Larissa Behrendt: Well, I'm going to confess that as Professor Brett Sutton was laying out the problems, I wasn't sure on how he was going to deliver on his promise of hope. But it was certainly, although I think many of us have been aware of many of those issues, he brought together those challenges. And it's no doubt the wakeup call we all need to stop being despondent. But he did deliver on the promise of hope, I think, profoundly by reminding us that while these problems do seem like they're overwhelming, we do have in response to his powerful call to arms, agency which we can sometimes forget that we have.
That was a very powerful thing that no doubt, gives great hope to all of us. And I'm sure like me you were sitting there making a list of the things he was saying that were very doable things that we can do in our own lives to meet those challenges. But the other hope, I think you gave us Professor Sutton, was that while we have public intellectuals who are so interested in the public good, who can be reflective and thoughtful but also compassionate. It can give us hope that there are ways to think through these complex wicked problems.
And of course, I think in closing with the thanks, you remind us in terms of the way you saw the problems as interconnected, that the solutions are interconnected, but you reminded us that we're all interconnected by encouraging us to talk to each other, to get off our phones and to have those conversations. That's also a very powerful thing that you gave us, of remembering that we're all in this together, and only together can we solve that.
So, as we bring these formal proceedings to a close, please join me in thanking Professor Brett Sutton for his illuminating talk and for once again, and also can we once again, thank the Myer Foundation for their continued support of the Kenneth Myer lecture. So, I hope you can join me and Brett and the Director-General, and everyone else, to remember our interconnectedness in the foyer. Thank you.
About Professor Brett Sutton AO
Professor Brett Sutton is a Director at CSIRO, Australia’s national science agency, leading the Health & Biosecurity Research Unit, comprising over 350 researchers and support staff in areas of digital health, human health and plant, animal and environmental biosecurity.
A qualified public health physician, he brings extensive experience and clinical expertise in public health and communicable diseases, developed through roles in government, emergency medicine, and international fieldwork.

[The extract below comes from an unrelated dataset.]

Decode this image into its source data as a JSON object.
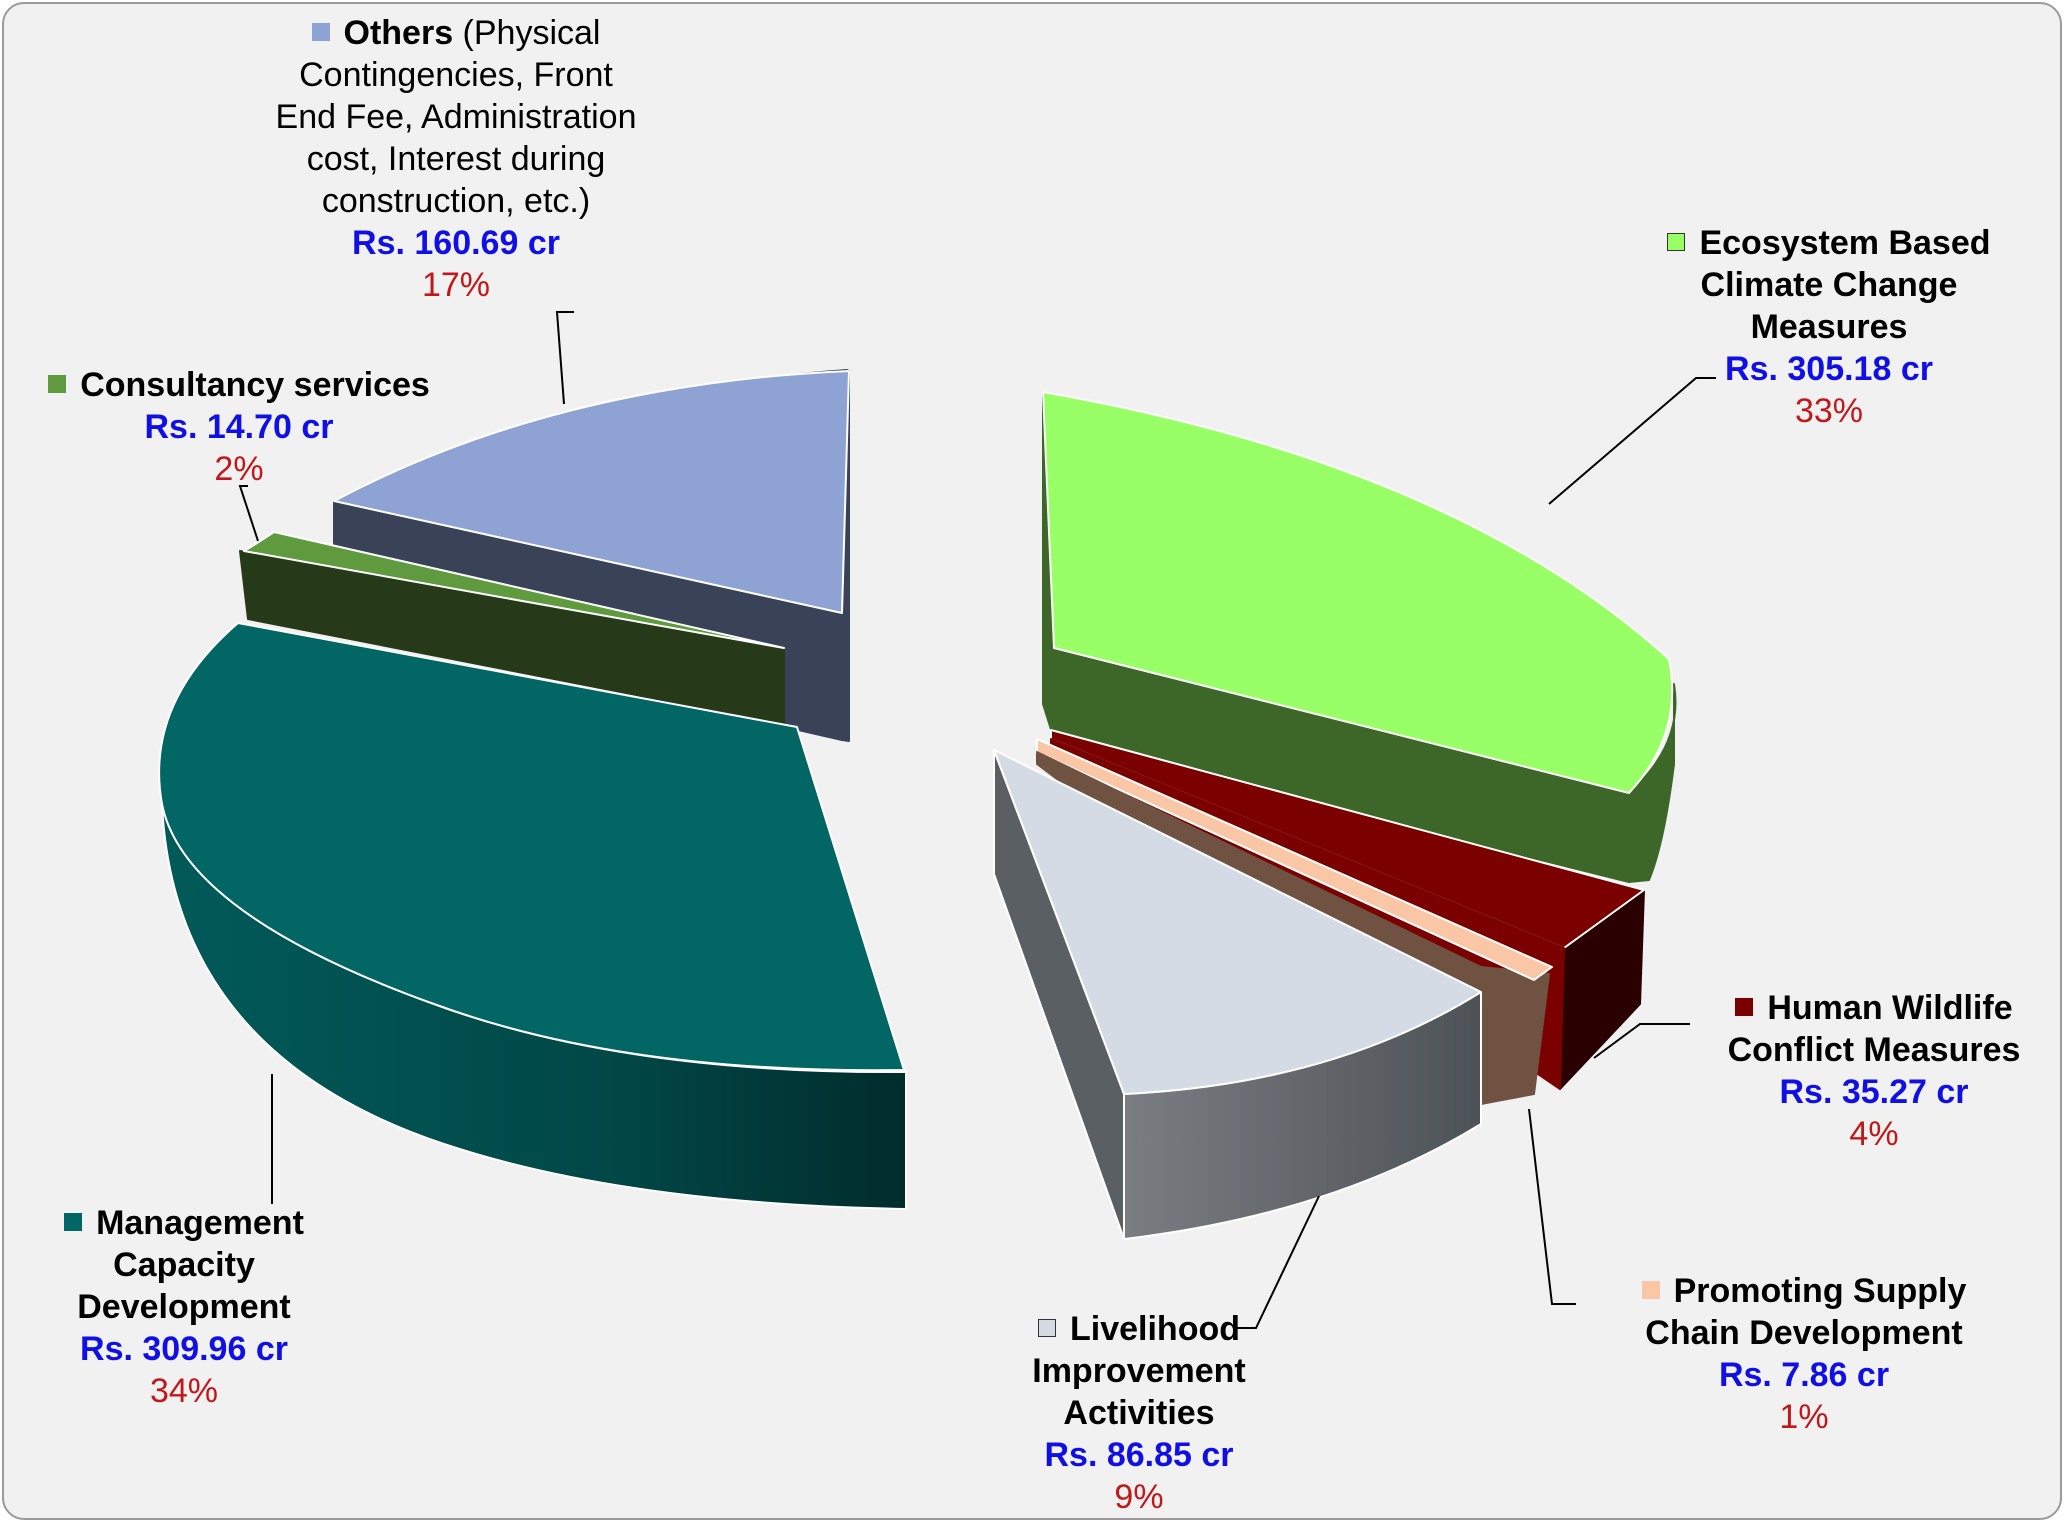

Before joining CSIRO, Brett served as Victoria’s Chief Health Officer and Chief Human Biosecurity Officer, heading the Health Protection Branch within the Victorian Department of Health.
With specialist knowledge in tropical medicine and infectious diseases, Brett has worked extensively in lower-middle-income countries and complex humanitarian settings, including in Afghanistan, Ethiopia, Kenya, Timor-Leste, and Fiji.
Brett’s career reflects his passion and commitment to advancing health outcomes in Australia and globally.
Professor Sutton is a Fellow of the Royal Society for Public Health, a Fellow of the Australasian College of Tropical Medicine, and a Fellow of the Australasian Faculty of Public Health Medicine (AFPHM). He is also a member of the Faculty of Travel Medicine.
About the Kenneth Myer Lecture
Established in 1990, the Kenneth Myer Lecture invites an eminent Australian to make a significant statement on a broad subject of interest to them.
The Lecture is named for Kenneth Baillieu Myer AC who was Chairman of the National Library Council from 1972 to 1982 and a long-time Friend of the Library. The Kenneth Myer Lecture is generously supported by The Myer Foundation.